Re: Layer 2 over IPv6 GRE and path MTU discovery

From: Erik Auerswald
Date: Sat Oct 15 2016 - 11:21:11 EST


Hi Mike,

On Fri, Oct 14, 2016 at 01:59:49PM -0700, Mike Walker wrote:
> When using a layer 2 GREv6 tunnel (ip6gretap), I am using a Linux
> bridge to push Ethernet frames from an Ethernet port to the GREv6
> device.
>
> Here is an example of the topology:
>
> PC -> eth0 -> grebridge -> gre6dev -> (internet) -> GRE endpoint -> Remote host
>
> In this case, the PC connected to the Ethernet port is using IPv6 to
> communicate with the remote host, so the source and destination IP of
> the traffic being sent by the PC are both IPv6 addresses. So we have
> an IPv6 header, Ethernet header, then GRE header once the
> encapsulation is done.
>
> Sometimes these packets are too large for the GRE tunnel's MTU. When
> this happens, the router's kernel wants to send an ICMP "packet too
> big" error message back to the PC.

The proper way to handle this is to adjust the MTU of both the "PC"
and the "Remote host" to reflect the properties of the GRE tunnel.

> However, the router has no routing information for the PC. The path
> from the PC to the remote host is all supposed to be layer 2. The
> router is not configured to route traffic to the PC or the remote
> host, only to bridge the layer 2 frames.

Therefore the end points of this virtual Ethernet link need to know the
MTU for this link.

Alternatively, you can try to fragment packets inside the tunnel to fake
the 1500B MTU commonly assumed. That is supported by commercial networking
gear, I have not looked for a possible GNU/Linux implementation, yet.

> What happens then is Linux tries to send an ICMP error, it can't find
> the route, or else it sends it to its default route, none of which do
> any good.
>
> If the PC doesn't get this ICMP error, it will not know why the
> packets were dropped, or it won't even know they were dropped.

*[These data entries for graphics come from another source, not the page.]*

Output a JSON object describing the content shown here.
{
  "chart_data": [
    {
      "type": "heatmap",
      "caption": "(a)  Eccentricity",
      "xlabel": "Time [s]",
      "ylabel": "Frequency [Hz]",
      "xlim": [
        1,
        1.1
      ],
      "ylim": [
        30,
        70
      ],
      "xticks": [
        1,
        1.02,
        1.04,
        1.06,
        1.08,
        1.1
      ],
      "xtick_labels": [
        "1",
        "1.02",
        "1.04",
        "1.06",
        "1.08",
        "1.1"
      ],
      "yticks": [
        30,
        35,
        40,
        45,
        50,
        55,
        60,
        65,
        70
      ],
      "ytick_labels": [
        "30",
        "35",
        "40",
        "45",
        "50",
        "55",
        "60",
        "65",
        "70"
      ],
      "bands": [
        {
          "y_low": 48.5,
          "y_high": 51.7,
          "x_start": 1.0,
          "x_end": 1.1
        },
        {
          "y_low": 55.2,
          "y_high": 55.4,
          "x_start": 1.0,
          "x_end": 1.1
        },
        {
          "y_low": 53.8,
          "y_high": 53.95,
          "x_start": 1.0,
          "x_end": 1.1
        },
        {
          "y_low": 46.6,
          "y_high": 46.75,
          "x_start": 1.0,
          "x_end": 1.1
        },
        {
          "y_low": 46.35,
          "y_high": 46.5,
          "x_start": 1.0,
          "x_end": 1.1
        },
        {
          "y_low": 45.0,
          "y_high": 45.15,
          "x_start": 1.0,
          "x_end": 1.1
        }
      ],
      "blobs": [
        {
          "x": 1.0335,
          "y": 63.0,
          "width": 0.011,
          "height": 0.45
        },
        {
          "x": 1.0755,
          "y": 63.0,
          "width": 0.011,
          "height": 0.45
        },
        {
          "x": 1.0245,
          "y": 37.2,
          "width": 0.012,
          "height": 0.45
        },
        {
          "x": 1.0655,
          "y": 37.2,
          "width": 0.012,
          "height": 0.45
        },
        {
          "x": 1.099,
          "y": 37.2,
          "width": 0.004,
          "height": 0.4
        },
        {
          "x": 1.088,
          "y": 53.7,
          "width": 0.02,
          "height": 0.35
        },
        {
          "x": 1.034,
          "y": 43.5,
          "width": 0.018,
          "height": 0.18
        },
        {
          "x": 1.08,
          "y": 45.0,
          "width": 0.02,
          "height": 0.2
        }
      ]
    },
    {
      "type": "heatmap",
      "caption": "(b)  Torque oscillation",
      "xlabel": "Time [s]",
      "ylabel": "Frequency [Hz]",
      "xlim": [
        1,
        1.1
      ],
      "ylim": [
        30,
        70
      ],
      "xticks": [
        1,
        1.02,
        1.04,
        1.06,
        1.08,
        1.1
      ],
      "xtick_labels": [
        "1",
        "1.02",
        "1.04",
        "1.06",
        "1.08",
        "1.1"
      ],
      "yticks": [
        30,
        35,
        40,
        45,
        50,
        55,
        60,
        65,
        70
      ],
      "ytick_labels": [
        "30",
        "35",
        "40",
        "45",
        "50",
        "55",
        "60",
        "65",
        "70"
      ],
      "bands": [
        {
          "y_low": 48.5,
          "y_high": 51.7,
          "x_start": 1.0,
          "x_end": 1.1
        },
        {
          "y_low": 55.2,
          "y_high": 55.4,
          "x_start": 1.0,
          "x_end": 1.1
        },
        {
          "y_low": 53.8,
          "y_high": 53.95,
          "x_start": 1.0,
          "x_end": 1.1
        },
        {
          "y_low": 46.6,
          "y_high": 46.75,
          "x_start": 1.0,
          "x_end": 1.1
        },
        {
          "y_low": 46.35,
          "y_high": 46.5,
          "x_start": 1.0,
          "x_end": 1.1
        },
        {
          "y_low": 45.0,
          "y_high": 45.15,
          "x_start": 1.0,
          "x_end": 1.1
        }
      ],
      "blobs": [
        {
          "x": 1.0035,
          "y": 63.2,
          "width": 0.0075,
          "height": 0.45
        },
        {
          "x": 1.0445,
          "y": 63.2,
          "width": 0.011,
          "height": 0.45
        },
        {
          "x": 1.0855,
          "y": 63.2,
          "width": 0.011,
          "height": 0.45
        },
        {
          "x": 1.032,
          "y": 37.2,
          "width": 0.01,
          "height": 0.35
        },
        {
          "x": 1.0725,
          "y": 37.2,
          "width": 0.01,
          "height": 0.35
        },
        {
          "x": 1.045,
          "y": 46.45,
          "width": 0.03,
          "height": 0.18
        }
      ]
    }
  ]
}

It's
> an ICMP blackhole scenario right?
>
> So, one solution I tried was hacking the kernel so that if it's trying
> to send this ICMP "packet too big" error to a host, and we know it's a
> layer 2 GRE tunnel, instead of the normal logic, force the ICMP error
> message to be sent back out via the network interface the offending
> packet was received on.
>
> This mostly worked, the PC recieves the ICMP error and adjusts its
> path MTU, so in the future it will know to fragment the packet if it's
> too big.
>
> Problem is, I don't know what source IP and mac address I should be
> using when I send back this ICMP error to the PC. Normally this
> network path doesn't have any layer 3 address, and even the mac
> address normally is transparent / unknown to the PC. For my prototype
> I simply set the source IP of the ICMP error to whatever was the
> destination IP of the packet that was too big. I let the kernel use
> the mac address of either the bridge or eth0.
>
> I couldn't seem to find any RFC that says how this should be handled.
> Any ideas?

If you do want to use this hack, I'd suggest to use some MAC and
IPv6 address owned by the tunnel endpoint. You could use a link local
address for this, just to ensure you do not create frames that clash
with legitimate IPv6 / MAC combinations.

Best regards,
Erik
--
A distributed system is one in which the failure of a computer you didn't
even know existed can render your own computer unusable.
-- Leslie Lamport